The ministry said medical workers' prolonged exposure to people infected with the virus is the main factor behind the high number of infections. But it partially blamed the medics themselves for failing to take precautionary measures.

'Make Your Own Masks'

In some regions of Kazakhstan, doctors complained about a shortage of equipment, test kits, and specialists in rural hospitals.

Tolkynai Ordabaeva, a doctor from Jambyl Province, said she was the only infectious-disease specialist on hand to deal with COVID-19 patients at the main hospital in the Merki district, which has nearly 85,000 inhabitants.

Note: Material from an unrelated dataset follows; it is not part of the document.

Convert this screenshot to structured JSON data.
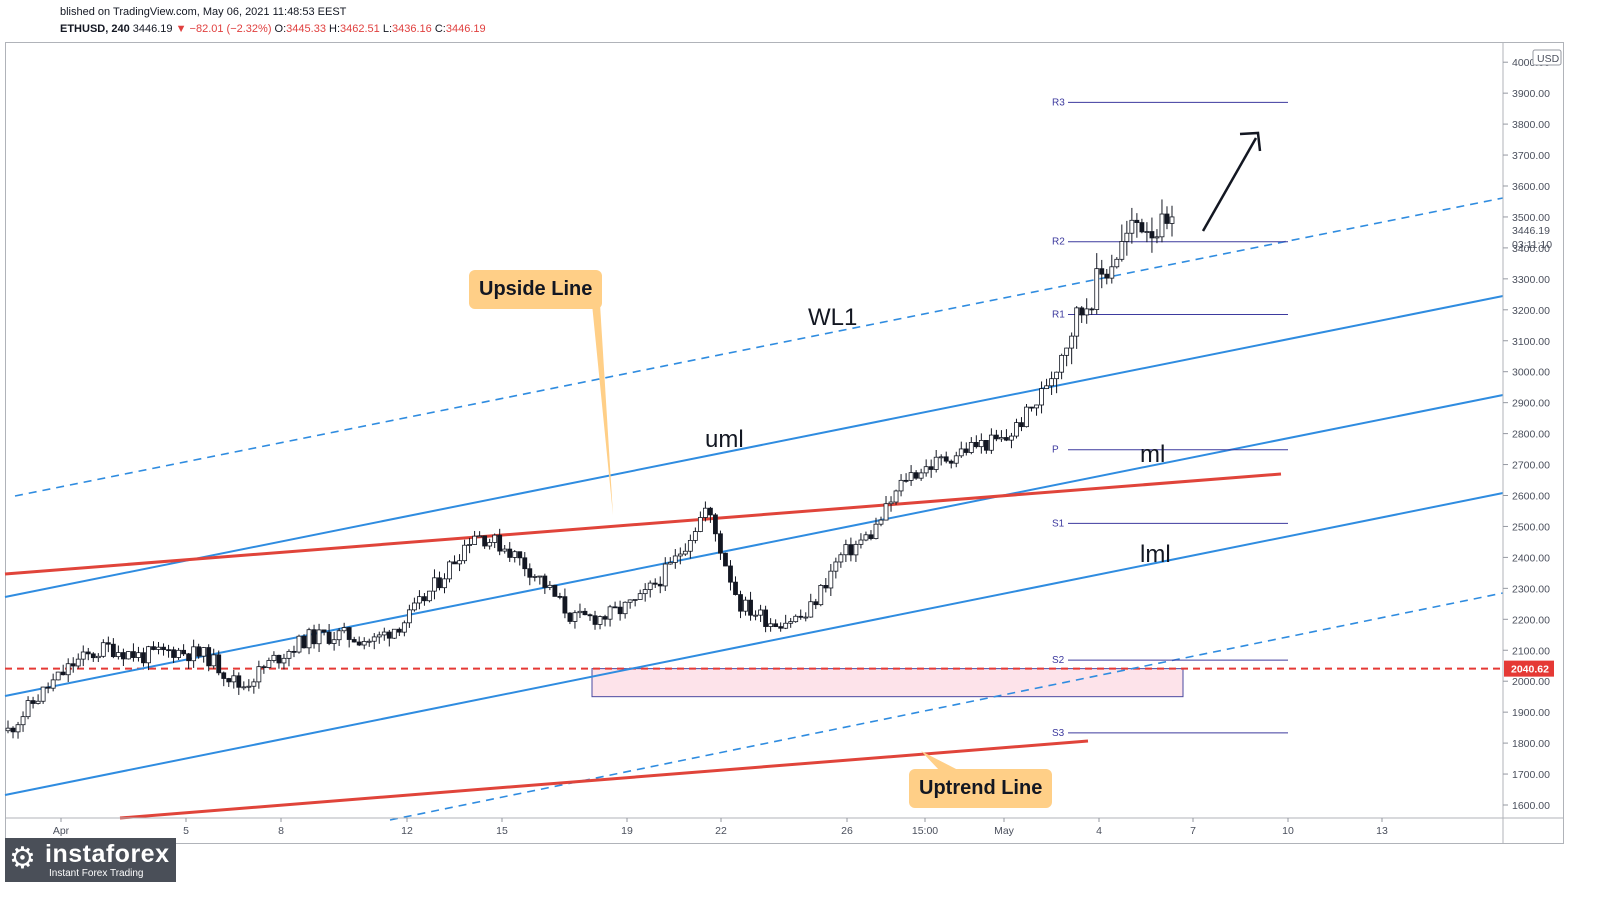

For at least two days in early April, Ordabaeva said she had to come to work with a high fever she developed after coming into contact with COVID-19 patients.

She told RFE/RL that, in the beginning, medics received up to six face masks a day, but eventually nurses were ordered to make their own masks.

"I received masks because I was in direct contact with the patients," said Ordabaeva, who has since been hospitalized. "I got a disposable PPE, although the hem was dirty. But later a hospital manager told us to be economical with the resources."

Resource-rich Kazakhstan was the first country in Central Asia to report the presence of the coronavirus on March 13. Two days later, the country announced an emergency situation that shut the borders and banned public gatherings.